Luca Regiardo

Personal information
- Date of birth: 23 October 2006 (age 19)
- Place of birth: Arequito, Argentina
- Position: Defensive midfielder

Team information
- Current team: Newell's Old Boys

Youth career
- 0000–2021: 9 de Julio de Arequito
- 2021–2024: Newell's Old Boys

Senior career*
- Years: Team / Apps / (Gls)
- 2024–: Newell's Old Boys / 39 / (1)

= Luca Regiardo =

Argentine professional footballer

Luca Regiardo (born 23 October 2006) is an Argentine professional footballer who plays as a defensive midfielder for Newell's Old Boys.

==Career==
Born in Arequito, he was with his hometown team, 9 de Julio de Arequito, and joined Newell's Old Boys in 2021 following a brief trial. Primarily a defensive midfielder, he also played as a central-defender as a youth player.

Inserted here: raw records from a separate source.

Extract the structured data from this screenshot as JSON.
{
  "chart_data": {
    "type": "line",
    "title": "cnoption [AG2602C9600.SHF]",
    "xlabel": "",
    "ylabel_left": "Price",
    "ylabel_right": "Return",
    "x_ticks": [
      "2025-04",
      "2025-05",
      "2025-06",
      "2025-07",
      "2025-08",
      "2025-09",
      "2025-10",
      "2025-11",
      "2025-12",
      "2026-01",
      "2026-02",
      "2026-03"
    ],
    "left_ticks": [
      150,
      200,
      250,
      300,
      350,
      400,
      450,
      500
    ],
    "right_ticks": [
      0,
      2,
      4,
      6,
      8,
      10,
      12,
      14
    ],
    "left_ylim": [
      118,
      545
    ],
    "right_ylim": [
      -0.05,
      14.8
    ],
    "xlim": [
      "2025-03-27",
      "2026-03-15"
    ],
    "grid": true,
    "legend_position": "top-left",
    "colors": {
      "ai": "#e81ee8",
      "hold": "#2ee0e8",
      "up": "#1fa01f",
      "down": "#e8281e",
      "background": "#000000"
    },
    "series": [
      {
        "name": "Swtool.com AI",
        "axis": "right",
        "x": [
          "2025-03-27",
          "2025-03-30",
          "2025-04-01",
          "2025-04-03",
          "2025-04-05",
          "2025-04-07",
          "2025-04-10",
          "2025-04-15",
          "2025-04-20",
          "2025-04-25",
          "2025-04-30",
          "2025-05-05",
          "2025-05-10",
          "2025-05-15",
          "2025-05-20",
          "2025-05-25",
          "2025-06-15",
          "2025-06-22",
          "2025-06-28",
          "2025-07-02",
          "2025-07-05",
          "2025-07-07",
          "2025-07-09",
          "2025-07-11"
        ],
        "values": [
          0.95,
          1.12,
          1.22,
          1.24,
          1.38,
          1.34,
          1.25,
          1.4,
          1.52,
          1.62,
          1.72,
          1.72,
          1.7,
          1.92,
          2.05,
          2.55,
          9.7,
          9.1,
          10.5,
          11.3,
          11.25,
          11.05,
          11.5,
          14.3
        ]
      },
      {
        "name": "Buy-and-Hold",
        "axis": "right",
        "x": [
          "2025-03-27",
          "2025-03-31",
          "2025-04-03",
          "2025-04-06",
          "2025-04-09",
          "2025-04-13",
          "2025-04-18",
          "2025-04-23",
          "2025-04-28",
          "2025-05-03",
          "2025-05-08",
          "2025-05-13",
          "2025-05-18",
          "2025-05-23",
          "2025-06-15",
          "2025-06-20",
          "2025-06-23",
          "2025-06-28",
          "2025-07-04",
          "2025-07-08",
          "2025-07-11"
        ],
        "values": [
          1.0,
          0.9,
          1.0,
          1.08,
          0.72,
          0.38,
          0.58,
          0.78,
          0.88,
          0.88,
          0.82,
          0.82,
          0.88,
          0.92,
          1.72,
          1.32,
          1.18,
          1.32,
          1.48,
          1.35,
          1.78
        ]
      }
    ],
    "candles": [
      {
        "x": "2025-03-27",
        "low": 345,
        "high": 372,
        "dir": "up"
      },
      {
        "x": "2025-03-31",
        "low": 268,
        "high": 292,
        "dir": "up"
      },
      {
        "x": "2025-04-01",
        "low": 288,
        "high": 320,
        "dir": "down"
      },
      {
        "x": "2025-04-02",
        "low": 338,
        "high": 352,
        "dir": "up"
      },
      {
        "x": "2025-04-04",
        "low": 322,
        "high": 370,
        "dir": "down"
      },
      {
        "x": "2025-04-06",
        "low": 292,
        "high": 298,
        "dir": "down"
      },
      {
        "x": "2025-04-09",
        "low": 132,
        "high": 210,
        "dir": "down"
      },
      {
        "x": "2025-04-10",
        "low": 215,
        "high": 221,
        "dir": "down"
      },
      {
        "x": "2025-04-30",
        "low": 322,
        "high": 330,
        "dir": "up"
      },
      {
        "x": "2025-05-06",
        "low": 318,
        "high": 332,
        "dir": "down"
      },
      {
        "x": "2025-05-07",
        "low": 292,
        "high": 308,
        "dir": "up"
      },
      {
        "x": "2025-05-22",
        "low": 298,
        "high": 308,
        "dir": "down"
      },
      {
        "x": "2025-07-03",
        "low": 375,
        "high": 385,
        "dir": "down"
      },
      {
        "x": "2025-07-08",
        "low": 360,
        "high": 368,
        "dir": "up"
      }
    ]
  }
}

Regiardo made his professional debut for Newell's Old Boys in December 2024 against Talleres, at the age of 18 years-old. By 2025, he was a regular in the first-team. He signed a new three-year contract with the club the following year and began to captain the club on occasion. Captaining the club against Boca Juniors in August 2026, he scored his first league goal in a 2-2 draw.